Optimizing Cloud Stability: A Q&A with Nx Director of Platform Product Management on Resolving Downtime Challenges
Recognizing the frustration that Nx partners and customers have experienced due to frequent Cloud downtimes and disruptions, Network Optix is taking a proactive approach to address these issues directly.
To provide open and honest communication to our customers and the Nx community, we had an in-depth conversation with Tagir Gadelshin, the Director of Platform Product Management at Nx, to delve into the areas of concern and the proactive measures being taken to enhance Cloud scalability and stability and ensure an efficient and reliable Cloud experience.
To begin, can you share some insights into past challenges and the proactive measures the development team is implementing to enhance Cloud scalability and reliability?
Sure. We are investing in Cloud Stability more than ever before. We've established a dedicated SLA team tasked with continuously monitoring Cloud functionality, swiftly responding to and resolving issues as they occur, and proactively implementing measures to prevent potential disruptions. We're actively expanding this team under the leadership of the SLA team lead, emphasizing a monitor, react, and prevent approach — with a primary emphasis on proactive prevention.
On the other side of things, we've designed a new architecture with scalability and reliability at its core, with new functions and services specifically designed to lower the risk of downtime. For example, if one instance, or server, encounters an issue, another one seamlessly takes over to ensure uninterrupted reliability. This forward-looking mindset is the basis of our design approach.
In terms of past challenges, downtime experienced during updates and maintenance is linked to legacy components of the Cloud. These legacy components were developed ten or so years ago when the Cloud was considered optional and supplemental. Now, in 2024, the Cloud has become central and is increasingly expanding into an endless number of applications. Addressing this, we're working on a major refactoring project for one of our cloud databases and authentication services to align with modern scalability standards. Specifically, we're enhancing its scalability from vertical to horizontal. Meaning, instead of just scaling up by adding CPU, memory, etc, we'll have the flexibility to scale out by adding multiple instances.
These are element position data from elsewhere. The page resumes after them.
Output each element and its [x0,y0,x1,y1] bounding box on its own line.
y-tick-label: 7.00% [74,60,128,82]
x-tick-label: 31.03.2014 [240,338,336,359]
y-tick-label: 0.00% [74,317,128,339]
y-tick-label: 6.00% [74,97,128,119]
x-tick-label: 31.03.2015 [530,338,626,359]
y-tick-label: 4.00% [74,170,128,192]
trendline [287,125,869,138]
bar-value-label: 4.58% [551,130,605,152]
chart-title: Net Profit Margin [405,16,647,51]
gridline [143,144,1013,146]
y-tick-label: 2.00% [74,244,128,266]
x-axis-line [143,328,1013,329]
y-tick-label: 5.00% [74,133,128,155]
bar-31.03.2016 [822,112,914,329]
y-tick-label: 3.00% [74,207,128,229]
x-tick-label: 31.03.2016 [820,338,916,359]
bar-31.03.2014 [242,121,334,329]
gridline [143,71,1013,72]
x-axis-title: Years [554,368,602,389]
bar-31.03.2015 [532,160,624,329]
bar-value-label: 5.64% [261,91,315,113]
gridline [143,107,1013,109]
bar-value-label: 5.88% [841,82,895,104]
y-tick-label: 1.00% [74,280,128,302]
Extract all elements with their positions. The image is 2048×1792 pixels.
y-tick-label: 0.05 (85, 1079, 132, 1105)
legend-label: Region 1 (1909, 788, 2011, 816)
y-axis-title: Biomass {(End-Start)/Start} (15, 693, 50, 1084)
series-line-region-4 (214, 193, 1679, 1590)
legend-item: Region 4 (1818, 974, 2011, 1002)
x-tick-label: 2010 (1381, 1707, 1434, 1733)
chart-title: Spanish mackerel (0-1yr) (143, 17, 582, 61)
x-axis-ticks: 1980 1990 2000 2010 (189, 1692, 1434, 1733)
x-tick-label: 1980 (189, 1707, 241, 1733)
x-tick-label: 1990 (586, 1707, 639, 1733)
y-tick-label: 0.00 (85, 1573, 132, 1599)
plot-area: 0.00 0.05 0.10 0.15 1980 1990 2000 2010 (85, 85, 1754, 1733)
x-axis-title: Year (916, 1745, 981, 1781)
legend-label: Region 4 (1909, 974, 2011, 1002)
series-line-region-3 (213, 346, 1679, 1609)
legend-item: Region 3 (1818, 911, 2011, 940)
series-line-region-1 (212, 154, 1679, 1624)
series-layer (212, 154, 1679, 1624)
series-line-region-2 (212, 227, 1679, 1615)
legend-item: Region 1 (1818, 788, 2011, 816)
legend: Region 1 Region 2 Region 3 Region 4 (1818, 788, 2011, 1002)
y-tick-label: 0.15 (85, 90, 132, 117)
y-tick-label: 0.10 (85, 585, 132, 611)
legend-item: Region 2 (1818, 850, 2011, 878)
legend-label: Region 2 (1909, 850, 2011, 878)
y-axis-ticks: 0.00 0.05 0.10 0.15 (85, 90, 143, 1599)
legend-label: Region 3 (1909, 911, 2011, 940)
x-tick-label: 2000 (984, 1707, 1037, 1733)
Another thing worth mentioning here is that we addressed a significant issue on the VMS server side that came about with the introduction of two-factor authentication in v5.0. Previously, a short unavailability of our Cloud authentication service would result in the disconnection of all users, making immediate log-in impossible. Essentially, any brief downtime had a direct impact on all currently connected users.
With the latest version, v5.1.2, users now remain connected even during downtimes of the authentication service, ensuring that such interruptions go unnoticed by users already connected. v5.1.2 is available for download now at networkoptix.com/my/download.
So, with Gen 6, it seems there's a dual strategy at play—a redesigned architecture for enhanced scalability and reliability, and a specialized SLA team dedicated to prevention and monitoring. Is that correct?
Yes, exactly.
Regarding reactive strategies, what improvements in response times or strategies can users anticipate with the establishment of the SLA team?
So, again we have established a monitor, react, and prevent approach in the establishment of the SLA team. The coordinated effort aims to eliminate potential downtime proactively, entirely behind the scenes. Keeping in mind that no service has 100% uptime and downtimes may happen, our SLA team is now working on improving internal incident response processes.
As part of it, we’re focused on reducing our Time To Detect (TTD) and Time To Mitigate (TTM) by supercharging our monitoring capabilities. For example, Prometheus is our go-to monitoring toolkit, and Grafana is used to visualize and analyze these metrics. All data points and logs are funneled into Elasticsearch, a powerful search and analytics engine. This setup empowers us to conduct thorough analyses of our system’s performance and health.
In the future, we plan to integrate machine learning models into our monitoring system. These models will be trained to spot errors and anomalies that might elude traditional monitoring methods. With these initiatives and tools in play, we aim to reduce response times drastically and ensure a smoother, more efficient operation.
In the future, we plan to integrate machine learning models into our monitoring system. These models will be trained to spot errors and anomalies that might elude traditional monitoring methods. With these initiatives and tools in play, we aim to reduce response times drastically and ensure a smoother, more efficient operation.
Understandably, uptime percentage is a major area of interest for customers. What level of uptime can be expected as a result of these initiatives?
Our SLA team aims to equal the uptime of our cloud host, AWS, as stated in the AWS SLA.